Michael Peuker (36) arbeitet für das Westschweizer Fernsehen RTS in Shanghai und berichtet zurzeit über die grossen Proteste. Seit dem Wochenende gehen in ganz China Menschen auf die Strasse, um gegen die rigorose Null-Covid-Politik und die damit verbundenen Einschränkungen zu protestieren.
Als sich Peuker mit seinem Kameramann am Sonntagabend für eine Liveschaltung für die TV-Sendung «19h30» in Stellung brachte, bemerkte er im Monitor rot und blau blinkende Lichter einer Polizeipatrouille, die hinter ihm anhielt. Und das fünf Minuten, bevor er auf Sendung gehen musste.
«Die Polizisten öffneten das Fenster und schrien ‹Kontrolle!›», berichtet Peuker Blick am Telefon. Da der Journalist Identitätskarte und Presseausweis nicht auf sich trug, sondern im nahe liegenden Büro liegen gelassen hatte, forderte die Polizei ihn und den Kameramann auf, unverzüglich einzusteigen. Es gelang Peuker, die Polizisten hinzuhalten, indem er ihnen sagte, dass er in fünf Minuten live auf Sendung gehen würde.
Kameras beschlagnahmt
Während der Sendung berichtete Peuker auch über die Slogans, die die Demonstranten skandierten, und erwähnte den Namen des chinesischen Präsidenten Xi Jinping (69).
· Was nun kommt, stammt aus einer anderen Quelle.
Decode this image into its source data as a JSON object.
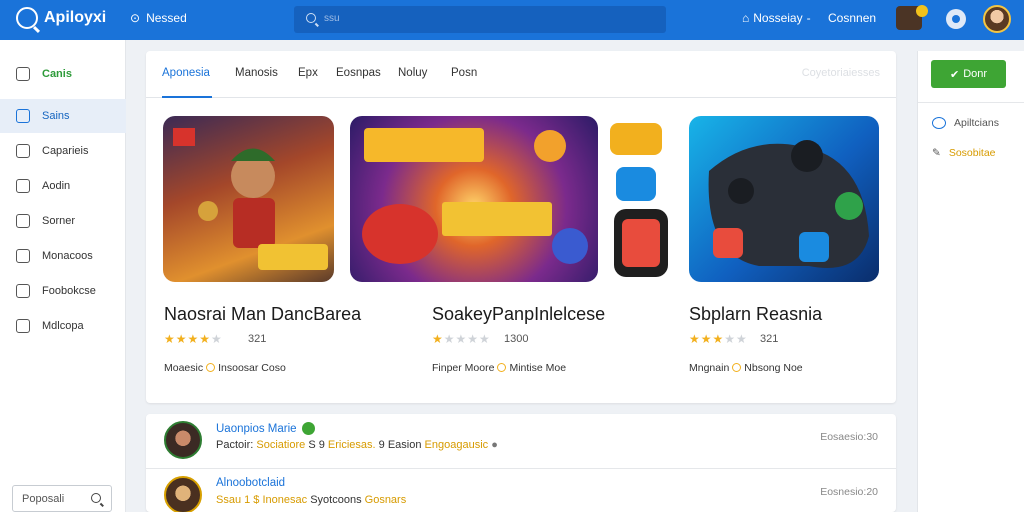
{
  "topbar": {
    "logo": "Apiloyxi",
    "nav_link": "Nessed",
    "search_placeholder": "ssu",
    "home_label": "Nosseiay",
    "user_label": "Cosnnen",
    "accent": "#1a73d9"
  },
  "sidebar": {
    "items": [
      {
        "label": "Canis",
        "icon": "monitor-icon"
      },
      {
        "label": "Sains",
        "icon": "gamepad-icon"
      },
      {
        "label": "Caparieis",
        "icon": "puzzle-icon"
      },
      {
        "label": "Aodin",
        "icon": "person-icon"
      },
      {
        "label": "Sorner",
        "icon": "document-icon"
      },
      {
        "label": "Monacoos",
        "icon": "grid-icon"
      },
      {
        "label": "Foobokcse",
        "icon": "book-icon"
      },
      {
        "label": "Mdlcopa",
        "icon": "user-icon"
      }
    ],
    "search_placeholder": "Poposali"
  },
  "tabs": {
    "items": [
      "Aponesia",
      "Manosis",
      "Epx",
      "Eosnpas",
      "Noluy",
      "Posn"
    ],
    "right": "Coyetoriaiesses"
  },
  "games": [
    {
      "title": "Naosrai Man DancBarea",
      "rating": "321",
      "genre": "Moaesic",
      "price": "Insoosar Coso"
    },
    {
      "title": "SoakeyPanpInlelcese",
      "rating": "1300",
      "genre": "Finper Moore",
      "price": "Mintise Moe"
    },
    {
      "title": "Sbplarn Reasnia",
      "rating": "321",
      "genre": "Mngnain",
      "price": "Nbsong Noe"
    }
  ],
  "right_panel": {
    "button": "Donr",
    "items": [
      {
        "label": "Apiltcians",
        "icon": "headset-icon"
      },
      {
        "label": "Sosobitae",
        "icon": "pencil-icon"
      }
    ]
  },
  "feed": [
    {
      "name": "Uaonpios Marie",
      "verified": true,
      "detail_a": "Pactoir:",
      "detail_hl1": "Sociatiore",
      "detail_b": "S 9",
      "detail_hl2": "Ericiesas.",
      "detail_c": "9 Easion",
      "detail_hl3": "Engoagausic",
      "time": "Eosaesio:30"
    },
    {
      "name": "Alnoobotclaid",
      "verified": false,
      "detail_a": "Ssau 1 $",
      "detail_hl1": "Inonesac",
      "detail_b": "Syotcoons",
      "detail_hl2": "Gosnars",
      "detail_c": "",
      "detail_hl3": "",
      "time": "Eosnesio:20"
    }
  ]
}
Als dies die Polizisten bemerkten, kamen sie auf den Reporter zu, der ihnen abwehrend seine rechte Hand entgegenstreckte. «Weil sie trotzdem näher kamen, beendete ich meinen Satz frühzeitig und schloss die Übertragung», sagt Peuker zu Blick.
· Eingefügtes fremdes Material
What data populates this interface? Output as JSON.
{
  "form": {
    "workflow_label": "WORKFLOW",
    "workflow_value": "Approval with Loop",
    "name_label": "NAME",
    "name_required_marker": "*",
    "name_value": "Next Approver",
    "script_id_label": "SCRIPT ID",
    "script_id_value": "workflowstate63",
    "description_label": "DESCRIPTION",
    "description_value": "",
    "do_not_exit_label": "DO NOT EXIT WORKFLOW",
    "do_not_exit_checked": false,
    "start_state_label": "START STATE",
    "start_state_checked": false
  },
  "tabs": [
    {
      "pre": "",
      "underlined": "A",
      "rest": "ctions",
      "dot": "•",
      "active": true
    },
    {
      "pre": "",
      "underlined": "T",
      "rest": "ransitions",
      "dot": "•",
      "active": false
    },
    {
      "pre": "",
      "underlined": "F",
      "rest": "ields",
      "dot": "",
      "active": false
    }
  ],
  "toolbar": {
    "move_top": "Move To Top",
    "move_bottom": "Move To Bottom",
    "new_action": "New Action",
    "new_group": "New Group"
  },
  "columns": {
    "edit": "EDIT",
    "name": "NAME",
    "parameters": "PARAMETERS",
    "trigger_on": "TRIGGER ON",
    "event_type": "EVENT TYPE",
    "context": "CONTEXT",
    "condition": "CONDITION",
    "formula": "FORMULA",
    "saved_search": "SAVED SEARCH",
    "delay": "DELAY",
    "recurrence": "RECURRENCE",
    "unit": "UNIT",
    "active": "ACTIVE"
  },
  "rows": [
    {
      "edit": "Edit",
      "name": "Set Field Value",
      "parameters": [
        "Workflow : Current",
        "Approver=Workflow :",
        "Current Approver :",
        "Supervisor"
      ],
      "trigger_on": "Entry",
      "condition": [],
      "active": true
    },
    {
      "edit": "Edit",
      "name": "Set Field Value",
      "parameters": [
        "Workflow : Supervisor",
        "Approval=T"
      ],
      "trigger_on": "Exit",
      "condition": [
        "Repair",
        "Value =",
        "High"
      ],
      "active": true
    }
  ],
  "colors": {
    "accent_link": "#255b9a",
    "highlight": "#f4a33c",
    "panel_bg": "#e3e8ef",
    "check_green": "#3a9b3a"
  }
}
Die Polizisten beschlagnahmten die teuren Kameras und forderten Peuker auf, seine Ausweise im Büro zu holen. «Sie sagten uns, dass es eine Untersuchung gegen uns geben würde, um zu klären, ob wir chinesisches Gesetz gebrochen hätten.»
Im Büro rief Peuker seinen Chef in der Schweiz an und bat ihn, die Botschaft zu informieren, falls er sich in nächster Zeit nicht mehr melden würde. Als der Journalist wieder zum Polizeifahrzeug zurückkehrte, drängten die Polizisten Peuker und den Kameramann dazu, sich zu beeilen.
Plötzlich frei
«Doch dann wendete sich das Blatt plötzlich», berichtet Peuker. Nach einem Telefonanruf in der Zentrale gaben die Polizisten den Journalisten die Ausrüstung zurück und liessen sie gehen. «Sie sagten uns, dass sie mit der Zentrale gesprochen und sie die Anweisung erhalten hätten, uns freizulassen.»
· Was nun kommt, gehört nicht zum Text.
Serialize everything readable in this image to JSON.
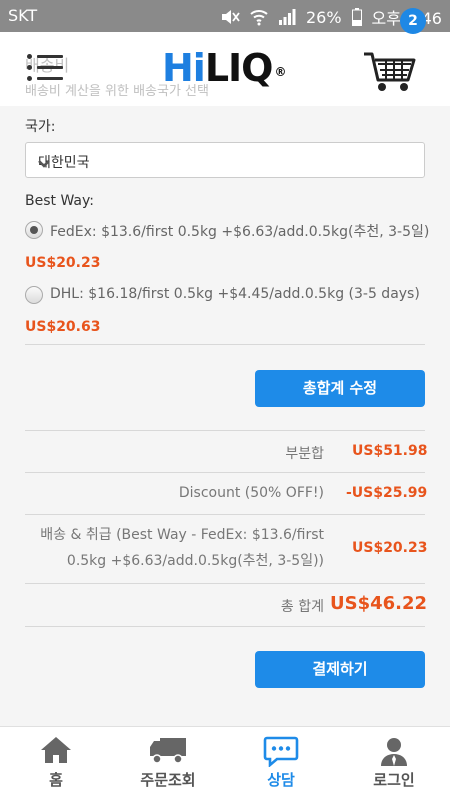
{
  "status_bar": {
    "carrier": "SKT",
    "battery": "26%",
    "time": "오후 2:46"
  },
  "header": {
    "logo_hi": "Hi",
    "logo_liq": "LIQ",
    "logo_reg": "®",
    "cart_count": "2",
    "ghost_title": "배송비",
    "ghost_sub": "배송비 계산을 위한 배송국가 선택"
  },
  "shipping": {
    "country_label": "국가:",
    "country_value": "대한민국",
    "method_label": "Best Way:",
    "options": [
      {
        "text": "FedEx: $13.6/first 0.5kg +$6.63/add.0.5kg(추천, 3-5일)",
        "price": "US$20.23",
        "selected": true
      },
      {
        "text": "DHL: $16.18/first 0.5kg +$4.45/add.0.5kg (3-5 days)",
        "price": "US$20.63",
        "selected": false
      }
    ],
    "update_button": "총합계 수정"
  },
  "totals": {
    "subtotal_label": "부분합",
    "subtotal_value": "US$51.98",
    "discount_label": "Discount (50% OFF!)",
    "discount_value": "-US$25.99",
    "shipping_label_line1": "배송 & 취급 (Best Way - FedEx: $13.6/first",
    "shipping_label_line2": "0.5kg +$6.63/add.0.5kg(추천, 3-5일))",
    "shipping_value": "US$20.23",
    "total_label": "총 합계",
    "total_value": "US$46.22"
  },
  "checkout_button": "결제하기",
  "bottom_nav": [
    {
      "label": "홈",
      "icon": "home-icon",
      "active": false
    },
    {
      "label": "주문조회",
      "icon": "truck-icon",
      "active": false
    },
    {
      "label": "상담",
      "icon": "chat-icon",
      "active": true
    },
    {
      "label": "로그인",
      "icon": "user-icon",
      "active": false
    }
  ],
  "colors": {
    "accent": "#1e8be8",
    "price": "#e8541c"
  }
}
Sie hätten Peuker nur noch gefragt, worüber er denn am TV gesprochen hätte. «Als ich ihnen sagte, dass es um die Demonstration ging, fragten sie nur: ‹Welche Demonstration?›.» Das Intermezzo mit der Polizei habe etwa 40 Minuten gedauert und ihn wütend gemacht, erzählt Peuker gegenüber Blick.
Die Lage in Shanghai habe sich inzwischen etwas beruhigt. Viele Leute kämen einfach, um zu schauen. Peuker: «Aber viele sehen nur schon das Beobachten von etwas, das verboten ist, als einen stillen Protest an.»